Pulling myself out of my memory is hard, the trauma that I can feel all over my body bellowing at me, reminding me. It dawns on me that I’m finally out of pack lands and I pull over to the side of the road, I have to do what I’ve been trying to avoid thinking about since I was told to run. I have to break my pack bonds. I close my one good eye, and find that ball of purple light at the heart of any shifter in a pack, with beautiful tendrils reaching out to every member of the pack. I concentrate on extinguishing each tendril, and with each dimming light, my heart breaks more and more. The final thread is being consumed by my black cloud, and as if a rubber band was breaking, I felt the snap of the last link to my pack break. The emotional and physical injuries too great, I feel my body slump forward, my head knocking into the steering wheel as my consciousness fades to black.
Dark Moon
Chapter One
10 months later…
I can feel the screams and the music reverberating through the thin concrete walls, vibrating under my feet and into the metal bench I’m sitting on. I start wrapping up my hands in the white medical tape they give all competitors, fat lot of good it does me, but it’s my ritual none the less. Releasing the tension as I continue sitting there by rolling all my joints through their range of motion waiting for that very satisfying crack to happen. I reach up and smooth my hands over my hair trying to tame it in my bun, the waves refusing to co-operate. My headphones are playing my pump-up playlist so loud that I can’t hear beyond the lyrics and guitar riff. The song builds until it comes to an almighty crescendo, that launches me out of my seat and has me air punching invisible opponents. I start singing, not caring if anyone is around to hear it, or see it. No-one would make a comment even if they did, I think I frightened the last person who interrupted my ritual a little too much. The thoughts of that scene in the Disney movie with the Llama where he threw the old man off the bridge for interrupting his groove? I may have thrown the person through a window instead. In my defence though, they weren’t a very nice person to begin with, and they only interrupted me to tell me that I am a bad dancer. That is just rude.
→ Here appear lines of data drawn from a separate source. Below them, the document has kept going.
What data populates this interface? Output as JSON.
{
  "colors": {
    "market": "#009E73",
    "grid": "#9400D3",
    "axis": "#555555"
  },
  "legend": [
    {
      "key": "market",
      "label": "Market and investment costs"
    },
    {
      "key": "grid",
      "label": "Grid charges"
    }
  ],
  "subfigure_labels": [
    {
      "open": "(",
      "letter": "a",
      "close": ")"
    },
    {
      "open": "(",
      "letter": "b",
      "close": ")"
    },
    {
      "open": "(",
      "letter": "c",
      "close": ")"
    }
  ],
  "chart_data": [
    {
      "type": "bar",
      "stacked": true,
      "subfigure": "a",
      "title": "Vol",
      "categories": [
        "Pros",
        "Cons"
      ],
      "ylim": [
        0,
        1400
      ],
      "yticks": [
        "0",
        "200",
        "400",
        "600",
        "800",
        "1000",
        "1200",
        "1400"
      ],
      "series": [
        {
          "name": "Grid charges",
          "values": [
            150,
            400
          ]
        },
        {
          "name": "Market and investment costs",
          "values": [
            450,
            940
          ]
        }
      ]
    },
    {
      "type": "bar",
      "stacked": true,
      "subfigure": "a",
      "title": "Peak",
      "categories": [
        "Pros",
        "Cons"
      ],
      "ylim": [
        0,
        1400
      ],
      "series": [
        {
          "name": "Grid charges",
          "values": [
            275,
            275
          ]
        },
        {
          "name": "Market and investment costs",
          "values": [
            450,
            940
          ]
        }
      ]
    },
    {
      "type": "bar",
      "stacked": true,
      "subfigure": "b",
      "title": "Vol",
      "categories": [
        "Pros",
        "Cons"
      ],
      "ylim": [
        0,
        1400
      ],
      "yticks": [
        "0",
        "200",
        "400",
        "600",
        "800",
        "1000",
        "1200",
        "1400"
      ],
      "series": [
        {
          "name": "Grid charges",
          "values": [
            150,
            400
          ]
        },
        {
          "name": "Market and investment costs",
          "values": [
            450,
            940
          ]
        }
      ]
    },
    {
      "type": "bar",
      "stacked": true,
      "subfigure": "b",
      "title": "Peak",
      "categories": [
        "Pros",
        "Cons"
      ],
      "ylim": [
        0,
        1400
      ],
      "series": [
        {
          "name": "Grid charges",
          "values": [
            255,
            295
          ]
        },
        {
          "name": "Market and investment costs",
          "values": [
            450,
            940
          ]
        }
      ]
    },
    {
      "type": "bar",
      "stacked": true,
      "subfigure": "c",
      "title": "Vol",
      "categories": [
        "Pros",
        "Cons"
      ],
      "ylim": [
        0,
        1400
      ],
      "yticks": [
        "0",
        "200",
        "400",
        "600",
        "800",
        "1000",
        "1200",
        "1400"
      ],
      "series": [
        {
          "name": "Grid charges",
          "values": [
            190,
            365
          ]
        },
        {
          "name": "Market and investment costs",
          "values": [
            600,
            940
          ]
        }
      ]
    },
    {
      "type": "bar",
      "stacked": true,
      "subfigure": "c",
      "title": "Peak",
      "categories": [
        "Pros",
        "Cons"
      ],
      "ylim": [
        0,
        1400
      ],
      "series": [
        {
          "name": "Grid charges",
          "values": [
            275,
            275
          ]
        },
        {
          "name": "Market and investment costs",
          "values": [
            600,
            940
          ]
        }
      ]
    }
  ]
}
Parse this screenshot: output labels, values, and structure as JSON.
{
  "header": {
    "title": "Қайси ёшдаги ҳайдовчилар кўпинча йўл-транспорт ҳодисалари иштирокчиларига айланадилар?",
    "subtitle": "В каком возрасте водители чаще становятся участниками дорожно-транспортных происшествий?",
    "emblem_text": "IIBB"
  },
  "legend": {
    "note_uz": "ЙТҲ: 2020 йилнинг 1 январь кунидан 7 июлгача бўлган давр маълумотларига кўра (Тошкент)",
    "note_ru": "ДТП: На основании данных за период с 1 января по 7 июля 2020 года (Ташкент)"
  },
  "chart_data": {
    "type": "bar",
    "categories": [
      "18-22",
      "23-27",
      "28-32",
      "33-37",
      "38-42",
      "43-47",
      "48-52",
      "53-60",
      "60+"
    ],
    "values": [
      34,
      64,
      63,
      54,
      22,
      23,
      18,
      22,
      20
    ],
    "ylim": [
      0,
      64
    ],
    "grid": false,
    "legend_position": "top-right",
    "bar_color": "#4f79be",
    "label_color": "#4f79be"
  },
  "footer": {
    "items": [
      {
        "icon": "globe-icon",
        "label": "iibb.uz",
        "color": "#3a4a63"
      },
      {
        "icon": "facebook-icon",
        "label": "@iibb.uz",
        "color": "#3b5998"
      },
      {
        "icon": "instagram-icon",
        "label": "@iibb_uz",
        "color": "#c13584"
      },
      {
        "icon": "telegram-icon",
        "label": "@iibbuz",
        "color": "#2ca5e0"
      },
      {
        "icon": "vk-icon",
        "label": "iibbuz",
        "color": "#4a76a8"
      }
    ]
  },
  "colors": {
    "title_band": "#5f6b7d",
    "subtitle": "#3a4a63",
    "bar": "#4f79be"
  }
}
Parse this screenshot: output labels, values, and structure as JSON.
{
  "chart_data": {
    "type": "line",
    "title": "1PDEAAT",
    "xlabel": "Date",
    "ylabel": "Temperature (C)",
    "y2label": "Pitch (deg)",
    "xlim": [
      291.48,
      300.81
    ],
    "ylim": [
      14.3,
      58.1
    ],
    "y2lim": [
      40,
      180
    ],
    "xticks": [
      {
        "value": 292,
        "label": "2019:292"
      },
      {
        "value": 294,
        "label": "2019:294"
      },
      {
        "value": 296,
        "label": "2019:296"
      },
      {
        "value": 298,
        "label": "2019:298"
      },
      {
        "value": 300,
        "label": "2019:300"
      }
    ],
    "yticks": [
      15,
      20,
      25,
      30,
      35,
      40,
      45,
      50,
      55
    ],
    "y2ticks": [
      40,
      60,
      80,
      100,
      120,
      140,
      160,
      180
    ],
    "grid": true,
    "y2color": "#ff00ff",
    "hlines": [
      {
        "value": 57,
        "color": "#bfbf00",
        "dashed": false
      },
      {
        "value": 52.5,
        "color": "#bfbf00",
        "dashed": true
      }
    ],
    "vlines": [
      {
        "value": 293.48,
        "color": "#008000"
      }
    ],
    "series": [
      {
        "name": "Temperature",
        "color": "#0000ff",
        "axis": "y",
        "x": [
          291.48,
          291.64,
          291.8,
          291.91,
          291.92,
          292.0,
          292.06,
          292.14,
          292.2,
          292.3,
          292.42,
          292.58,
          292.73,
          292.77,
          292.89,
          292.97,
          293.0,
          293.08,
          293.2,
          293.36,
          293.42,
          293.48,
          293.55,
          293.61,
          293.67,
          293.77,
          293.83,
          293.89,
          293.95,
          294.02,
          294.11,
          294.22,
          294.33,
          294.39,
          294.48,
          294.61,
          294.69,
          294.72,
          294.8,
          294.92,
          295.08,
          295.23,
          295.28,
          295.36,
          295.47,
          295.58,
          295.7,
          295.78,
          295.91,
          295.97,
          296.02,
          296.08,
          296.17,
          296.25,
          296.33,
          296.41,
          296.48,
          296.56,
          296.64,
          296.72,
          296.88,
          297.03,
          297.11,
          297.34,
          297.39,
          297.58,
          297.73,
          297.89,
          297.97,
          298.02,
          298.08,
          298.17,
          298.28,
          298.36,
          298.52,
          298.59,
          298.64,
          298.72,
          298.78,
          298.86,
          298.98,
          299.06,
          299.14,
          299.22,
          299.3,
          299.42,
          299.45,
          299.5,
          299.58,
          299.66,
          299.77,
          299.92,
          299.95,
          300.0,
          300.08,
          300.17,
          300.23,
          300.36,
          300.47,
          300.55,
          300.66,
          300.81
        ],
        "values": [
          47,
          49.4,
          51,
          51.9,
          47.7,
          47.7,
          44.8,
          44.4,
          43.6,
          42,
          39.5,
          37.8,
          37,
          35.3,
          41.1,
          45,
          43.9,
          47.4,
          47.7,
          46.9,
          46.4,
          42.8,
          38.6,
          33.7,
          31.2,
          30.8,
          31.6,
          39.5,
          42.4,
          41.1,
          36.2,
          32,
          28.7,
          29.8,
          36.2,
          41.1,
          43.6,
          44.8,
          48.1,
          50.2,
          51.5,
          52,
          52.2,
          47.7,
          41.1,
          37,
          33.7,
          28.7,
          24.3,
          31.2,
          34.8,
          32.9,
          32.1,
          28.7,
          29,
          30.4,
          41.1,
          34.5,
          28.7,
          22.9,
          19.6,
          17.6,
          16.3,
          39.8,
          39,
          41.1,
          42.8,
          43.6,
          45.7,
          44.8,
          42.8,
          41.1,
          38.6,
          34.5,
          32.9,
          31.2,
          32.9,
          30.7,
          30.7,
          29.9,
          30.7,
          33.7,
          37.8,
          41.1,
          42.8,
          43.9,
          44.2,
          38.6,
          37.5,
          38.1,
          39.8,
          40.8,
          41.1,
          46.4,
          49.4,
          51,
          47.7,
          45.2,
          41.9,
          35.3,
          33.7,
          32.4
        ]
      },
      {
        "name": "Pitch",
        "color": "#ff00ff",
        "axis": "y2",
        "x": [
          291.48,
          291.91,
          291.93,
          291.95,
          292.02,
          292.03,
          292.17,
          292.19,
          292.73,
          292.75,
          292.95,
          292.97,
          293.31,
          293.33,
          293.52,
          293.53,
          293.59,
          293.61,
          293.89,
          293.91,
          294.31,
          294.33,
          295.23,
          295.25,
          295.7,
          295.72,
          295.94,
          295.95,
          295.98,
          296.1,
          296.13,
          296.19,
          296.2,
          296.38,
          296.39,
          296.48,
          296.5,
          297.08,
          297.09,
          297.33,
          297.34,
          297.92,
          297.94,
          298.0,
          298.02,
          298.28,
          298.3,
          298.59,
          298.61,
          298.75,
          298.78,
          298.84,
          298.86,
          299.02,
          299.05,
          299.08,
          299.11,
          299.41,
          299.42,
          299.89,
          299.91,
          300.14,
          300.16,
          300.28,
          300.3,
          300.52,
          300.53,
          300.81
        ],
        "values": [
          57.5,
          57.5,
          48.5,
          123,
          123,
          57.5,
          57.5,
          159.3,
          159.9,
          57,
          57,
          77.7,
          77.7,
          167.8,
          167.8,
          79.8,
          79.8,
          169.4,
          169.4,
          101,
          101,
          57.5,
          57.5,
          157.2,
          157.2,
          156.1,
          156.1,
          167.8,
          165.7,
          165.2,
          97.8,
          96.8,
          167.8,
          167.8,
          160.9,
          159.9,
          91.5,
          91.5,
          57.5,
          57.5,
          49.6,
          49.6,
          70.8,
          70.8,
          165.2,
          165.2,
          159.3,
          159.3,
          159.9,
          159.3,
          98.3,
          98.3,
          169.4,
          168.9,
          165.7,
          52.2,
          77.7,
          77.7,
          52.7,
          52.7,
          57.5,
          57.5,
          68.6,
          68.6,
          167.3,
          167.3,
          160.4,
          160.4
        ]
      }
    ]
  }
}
I continue to sync my breathing and punches with the music, slowing down as the song comes to an end. With the end of the song comes the killing calm I’ve learnt over the last few months. After my abrupt exit from the pack I promised myself I would never be a victim again, so I changed martial arts from a hobby to a full-time job, I trained until my skin bled and my bones ached. I trained until even that wasn’t enough. Somewhere along the line, I started enjoying hurting my opponents just as much as I loved the adrenaline of fight. Being a lone female wolf shifter, you catch on quick about who was your friend and who was your enemy. Unfortunately for me I met more of the unfriendly types on my travels. Those unfriendly types however, are how I ended up here in Montana, in a semi-underground shifter fight club called the Pit. As the undefeated female champion.